This year the message has gone out to the young, the disaffected, and the idealistic: Don't hope for too much. "Don't compare us to the Almighty," says the politician, "compare us to the alternative." Ironically, this comes from the same people who told us four years ago: Yes, we can. Thanks to the rhetoric of hope, our President and his party saw their most improbable dreams come true.
When do we get our turn?
This is Independence Day. It's a day to renew our most ambitious hopes and ideals. It's a day to, in the words of Bob Marley, "emancipate ourselves from mental slavery." What did you say? Bold dreams aren't practical? Tell that to the Founding Fathers. Or the Suffragettes. Tell it to Gandhi or King or Mandela.

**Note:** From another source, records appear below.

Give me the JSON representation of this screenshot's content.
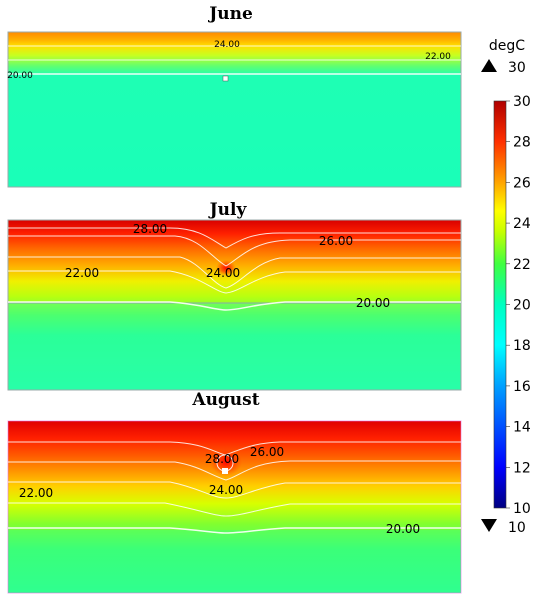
{
  "colorbar": {
    "unit": "degC",
    "max_label": "30",
    "min_label": "10",
    "range": [
      10,
      30
    ],
    "ticks": [
      "30",
      "28",
      "26",
      "24",
      "22",
      "20",
      "18",
      "16",
      "14",
      "12",
      "10"
    ],
    "colors": [
      "#000080",
      "#0000ff",
      "#00bfff",
      "#00ffff",
      "#00ffcc",
      "#40ff40",
      "#c8ff00",
      "#ffff00",
      "#ffa500",
      "#ff3000",
      "#b00000"
    ]
  },
  "chart_data": [
    {
      "type": "heatmap",
      "title": "June",
      "contours": [
        {
          "label": "24.00",
          "value": 24
        },
        {
          "label": "22.00",
          "value": 22
        },
        {
          "label": "20.00",
          "value": 20
        }
      ]
    },
    {
      "type": "heatmap",
      "title": "July",
      "contours": [
        {
          "label": "28.00",
          "value": 28
        },
        {
          "label": "26.00",
          "value": 26
        },
        {
          "label": "22.00",
          "value": 22
        },
        {
          "label": "24.00",
          "value": 24
        },
        {
          "label": "20.00",
          "value": 20
        }
      ]
    },
    {
      "type": "heatmap",
      "title": "August",
      "contours": [
        {
          "label": "28.00",
          "value": 28
        },
        {
          "label": "26.00",
          "value": 26
        },
        {
          "label": "22.00",
          "value": 22
        },
        {
          "label": "24.00",
          "value": 24
        },
        {
          "label": "20.00",
          "value": 20
        }
      ]
    }
  ]
}
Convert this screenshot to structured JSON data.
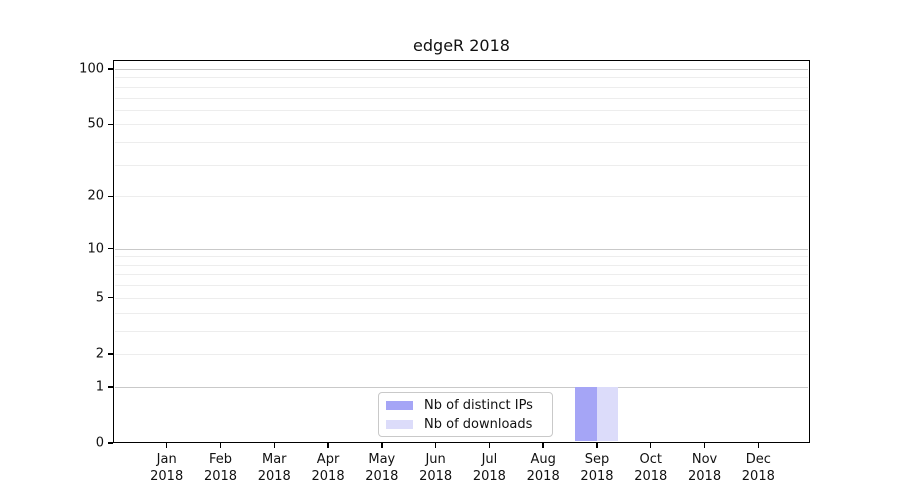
{
  "chart_data": {
    "type": "bar",
    "title": "edgeR 2018",
    "xlabel": "",
    "ylabel": "",
    "categories": [
      "Jan",
      "Feb",
      "Mar",
      "Apr",
      "May",
      "Jun",
      "Jul",
      "Aug",
      "Sep",
      "Oct",
      "Nov",
      "Dec"
    ],
    "year_label": "2018",
    "series": [
      {
        "name": "Nb of distinct IPs",
        "color": "#a5a5f6",
        "values": [
          0,
          0,
          0,
          0,
          0,
          0,
          0,
          0,
          1,
          0,
          0,
          0
        ]
      },
      {
        "name": "Nb of downloads",
        "color": "#dcdcfa",
        "values": [
          0,
          0,
          0,
          0,
          0,
          0,
          0,
          0,
          1,
          0,
          0,
          0
        ]
      }
    ],
    "yticks": [
      0,
      1,
      2,
      5,
      10,
      20,
      50,
      100
    ],
    "ylim": [
      0,
      112
    ],
    "yscale": "log1p",
    "grid": {
      "on": true,
      "major_lines": [
        1,
        10,
        100
      ],
      "minor_lines": [
        2,
        3,
        4,
        5,
        6,
        7,
        8,
        9,
        20,
        30,
        40,
        50,
        60,
        70,
        80,
        90
      ],
      "major_color": "#c9c9c9",
      "minor_color": "#ededed"
    },
    "legend_position": "lower center",
    "axis_color": "#000000",
    "background_color": "#ffffff"
  }
}
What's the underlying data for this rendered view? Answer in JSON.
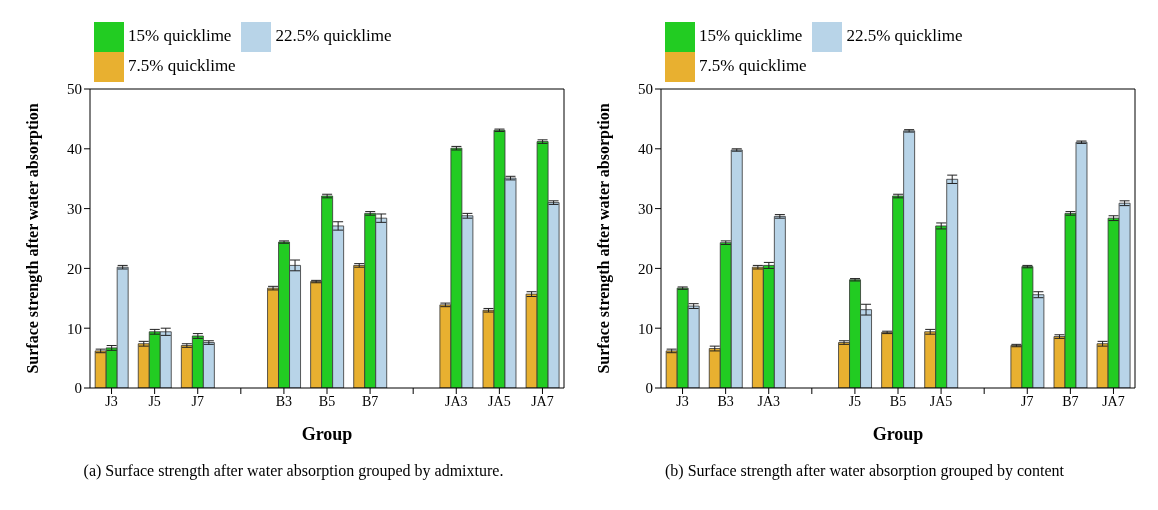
{
  "chart_data": [
    {
      "type": "bar",
      "xlabel": "Group",
      "ylabel": "Surface strength after water absorption",
      "categories": [
        "J3",
        "J5",
        "J7",
        null,
        "B3",
        "B5",
        "B7",
        null,
        "JA3",
        "JA5",
        "JA7"
      ],
      "ylim": [
        0,
        50
      ],
      "yticks": [
        0,
        10,
        20,
        30,
        40,
        50
      ],
      "grid": false,
      "legend": "top left",
      "annotations": [
        "(a) Surface strength after water absorption grouped by admixture."
      ],
      "series": [
        {
          "name": "7.5% quicklime",
          "color": "#e8b030",
          "values": [
            6.2,
            7.4,
            7.1,
            null,
            16.7,
            17.8,
            20.5,
            null,
            13.9,
            13.0,
            15.7
          ],
          "errors": [
            0.3,
            0.4,
            0.3,
            null,
            0.3,
            0.2,
            0.3,
            null,
            0.3,
            0.3,
            0.4
          ]
        },
        {
          "name": "15% quicklime",
          "color": "#22cc22",
          "values": [
            6.7,
            9.4,
            8.7,
            null,
            24.4,
            32.1,
            29.2,
            null,
            40.1,
            43.1,
            41.2
          ],
          "errors": [
            0.4,
            0.4,
            0.4,
            null,
            0.2,
            0.3,
            0.3,
            null,
            0.3,
            0.2,
            0.3
          ]
        },
        {
          "name": "22.5% quicklime",
          "color": "#b8d4e8",
          "values": [
            20.2,
            9.4,
            7.6,
            null,
            20.5,
            27.1,
            28.4,
            null,
            28.8,
            35.1,
            31.0
          ],
          "errors": [
            0.3,
            0.6,
            0.3,
            null,
            0.9,
            0.7,
            0.7,
            null,
            0.4,
            0.3,
            0.3
          ]
        }
      ]
    },
    {
      "type": "bar",
      "xlabel": "Group",
      "ylabel": "Surface strength after water absorption",
      "categories": [
        "J3",
        "B3",
        "JA3",
        null,
        "J5",
        "B5",
        "JA5",
        null,
        "J7",
        "B7",
        "JA7"
      ],
      "ylim": [
        0,
        50
      ],
      "yticks": [
        0,
        10,
        20,
        30,
        40,
        50
      ],
      "grid": false,
      "legend": "top left",
      "annotations": [
        "(b) Surface strength after water absorption grouped by content"
      ],
      "series": [
        {
          "name": "7.5% quicklime",
          "color": "#e8b030",
          "values": [
            6.2,
            6.6,
            20.2,
            null,
            7.6,
            9.3,
            9.4,
            null,
            7.1,
            8.6,
            7.4
          ],
          "errors": [
            0.3,
            0.4,
            0.3,
            null,
            0.3,
            0.2,
            0.4,
            null,
            0.2,
            0.3,
            0.4
          ]
        },
        {
          "name": "15% quicklime",
          "color": "#22cc22",
          "values": [
            16.7,
            24.3,
            20.5,
            null,
            18.1,
            32.1,
            27.1,
            null,
            20.3,
            29.2,
            28.4
          ],
          "errors": [
            0.2,
            0.3,
            0.5,
            null,
            0.2,
            0.3,
            0.5,
            null,
            0.2,
            0.3,
            0.4
          ]
        },
        {
          "name": "22.5% quicklime",
          "color": "#b8d4e8",
          "values": [
            13.7,
            39.8,
            28.7,
            null,
            13.1,
            43.0,
            34.9,
            null,
            15.6,
            41.1,
            30.9
          ],
          "errors": [
            0.4,
            0.2,
            0.3,
            null,
            0.9,
            0.2,
            0.7,
            null,
            0.5,
            0.2,
            0.4
          ]
        }
      ]
    }
  ]
}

The fight for independence didn't end in 1776 or the years that followed. We still fight it it every day. It's a political and economic fight. And yes, it's spiritual too -- not necessarily in a supernatural sense, but in the sense that the spiritual is that which is good and beautiful and yet intangible. The spiritual world reaffirms our belief in those things which can't be seen or measured, but which make us who we are -- or would become.
Politics used to be the art of coming together to seek the highest in ourselves, both as individuals and as societies. The 2008 election was a choice between pursuing our best selves or succumbing to cynical self-centeredness. I remain immensely proud of our nation for voting as it did. We voted, not just for a politician or a party, but for our own higher selves.
Yet once again we're being told that the best we can expect is that which the banks and other corporations are willing to tolerate. We're being told that the art of the "liberal" is the art of begging more effectively, of obtaining more crumbs from a powerful person's table than others are willing or able to do.
That's not freedom. It's submission.
On my school notebooks
On my desk and on the trees
On the sands of snow
I write your name
- - Liberty, Paul Eluard
Teachers are being laid off by the hundreds of thousands while phony preachers of education "reform" stigmatize the struggling few who remain. The problem isn't our inability to fire teachers. It's our inability to hire them. It's our ability to keep them by paying a decent wage.
When they savage our education budgets, from elementary school through college and postgraduate studies, they throw all but the most privileged children onto the trash heap.
The Texas Republican Party just declared that "We oppose the teaching of Higher Order Thinking Skills ... critical thinking skills and similar programs ... which focus on behavior modification and have the purpose of challenging the student's fixed beliefs and undermining parental authority."
They've never heard of Plutarch, who said that "A mind is a fire to be kindled, not a vessel to be filled." But then, they and their sponsors don't want fires. They want vessels, containers for the delivery of goods and services to Corporate America. And vessels soon become vassals.
An education is a child's passport to economic and mental independence. It's every child's birthright. It's worth fighting for.
On the pages I have read
On all the white pages
Stone, blood, paper or ash
I write your name
Even a liberal corporatist like New York Mayor Michael Bloomberg thinks nothing of trashing an entire library, in violation of police procedures and common decency, when citizens have the audacity to challenge the entrenched order.
That's nothing new: From Alexandria to Zuccotti Park, they've been destroying books for 2,500 years. But if this loss of liberty is as old a story as history itself, so is the fight to recapture it. We've won it against seemingly unbeatable odds many times before.
"The harder the conflict," said Thomas Paine, "the more glorious the triumph. What we obtain too cheap, we esteem too lightly; it is dearness only that gives everything its value."